Le Chambon villagers take a break from their wartime heroics. Photograph: The Chambon Foundation

Le Chambon villagers take a break from their wartime heroics. Photograph: The Chambon Foundation

  • by ROGER HUTCHINSON
 

THE Auvergne villagers who saved thousands of Jews have inspired two fine books, says Roger Hutchinson

VILLAGE OF SECRETS

by Caroline Moorehead

Chatto & Windus, 384pp, £20

THE GREATEST ESCAPE

by Peter Grose

Nicholas Brealey Publishing, £16.99

In the winter of 1942-1943, Albert Camus sat down in an isolated French village and began to write his great novel, La Peste. Superficially, this deals with a pandemic of bubonic plague which quarantined within their city walls the inhabitants of Oran in Camus’s native Algeria. In reality, it is also an allegory of the occupation of France by the Nazis during the Second World War.
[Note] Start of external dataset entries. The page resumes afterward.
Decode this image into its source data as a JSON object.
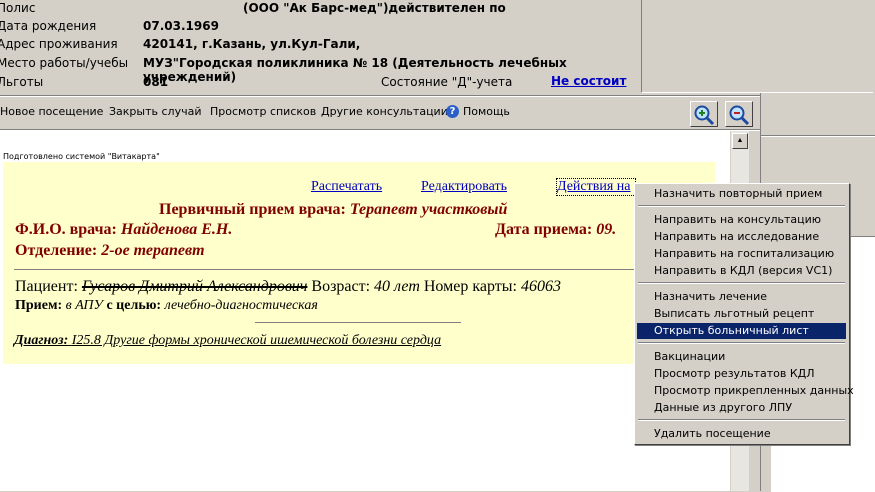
{
  "patient_info": {
    "policy_label": "Полис",
    "policy_value": "(ООО \"Ак Барс-мед\")действителен по",
    "dob_label": "Дата рождения",
    "dob_value": "07.03.1969",
    "address_label": "Адрес проживания",
    "address_value": "420141, г.Казань, ул.Кул-Гали,",
    "work_label": "Место работы/учебы",
    "work_value": "МУЗ\"Городская поликлиника № 18 (Деятельность лечебных учреждений)",
    "benefits_label": "Льготы",
    "benefits_value": "081",
    "d_status_label": "Состояние \"Д\"-учета",
    "d_status_link": "Не состоит"
  },
  "toolbar": {
    "new_visit": "Новое посещение",
    "close_case": "Закрыть случай",
    "view_lists": "Просмотр списков",
    "other_consult": "Другие консультации",
    "help": "Помощь",
    "help_icon": "help-icon",
    "zoom_in_icon": "zoom-in-icon",
    "zoom_out_icon": "zoom-out-icon"
  },
  "document": {
    "prepared_by": "Подготовлено системой \"Витакарта\"",
    "print_link": "Распечатать",
    "edit_link": "Редактировать",
    "actions_link": "Действия на",
    "heading_prefix": "Первичный прием врача:",
    "heading_spec": "Терапевт участковый",
    "doctor_label": "Ф.И.О. врача:",
    "doctor_value": "Найденова Е.Н.",
    "date_label": "Дата приема:",
    "date_value": "09.",
    "dept_label": "Отделение:",
    "dept_value": "2-ое терапевт",
    "patient_label": "Пациент:",
    "patient_name": "Гусаров Дмитрий Александрович",
    "age_label": "Возраст:",
    "age_value": "40 лет",
    "card_label": "Номер карты:",
    "card_value": "46063",
    "reception_label": "Прием:",
    "reception_place": "в АПУ",
    "purpose_label": "с целью:",
    "purpose_value": "лечебно-диагностическая",
    "diagnosis_label": "Диагноз:",
    "diagnosis_value": "I25.8 Другие формы хронической ишемической болезни сердца"
  },
  "context_menu": {
    "items": [
      "Назначить повторный прием",
      "Направить на консультацию",
      "Направить на исследование",
      "Направить на госпитализацию",
      "Направить в КДЛ (версия VC1)",
      "Назначить лечение",
      "Выписать льготный рецепт",
      "Открыть больничный лист",
      "Вакцинации",
      "Просмотр результатов КДЛ",
      "Просмотр прикрепленных данных",
      "Данные из другого ЛПУ",
      "Удалить посещение"
    ],
    "selected": "Открыть больничный лист"
  },
  "colors": {
    "doc_bg": "#ffffcc",
    "heading_red": "#800000",
    "menu_highlight": "#0a246a",
    "link_blue": "#0000c0"
  }
}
Camus was an active member of the Resistance. The village in which he began to write his novel is called Le Chambon-sur-Lignon. It is surrounded by smaller hamlets and steadings, on a lonely wooded plateau in the Auvergne. During the Nazi puppet regime at Vichy, and then during the full German occupation, the few thousand people of Le Chambon and its region saved almost the same number of hunted Jews and other fugitives from the death camps.

That extraordinary effort was late to be recognised. A flawed book was published in the US in 1979. A documentary film was made about it in France in the 1980s, which led in 1990 to the Israeli government bestowing the title of “Righteous Among the Nations”, an honorific usually reserved for non-Jewish individuals who protected Jews during the Holocaust, to the entire village of Le Chambon.

Now, in one of those snarl-ups which drive publishers mad and authors to drink, two good books by two writers on the wartime events in Le Chambon have been written and published simultaneously.

They are, in order of preference, Caroline Moorehead’s Village of Secrets and Peter Grose’s The Greatest Escape. They have both devoted 300 pages to the same fascinating and heartening story in a small place, with the same narrative and the same few prominent characters and incidents. The wonder is that they did not bump into each other in an Auvergne cafe sometime last year and strike a deal.

But they did not, so we have two new books about Le Chambon, hissing at each other on the shelves. Moorehead’s is the more thorough, objective and readable, but both tell a captivating story.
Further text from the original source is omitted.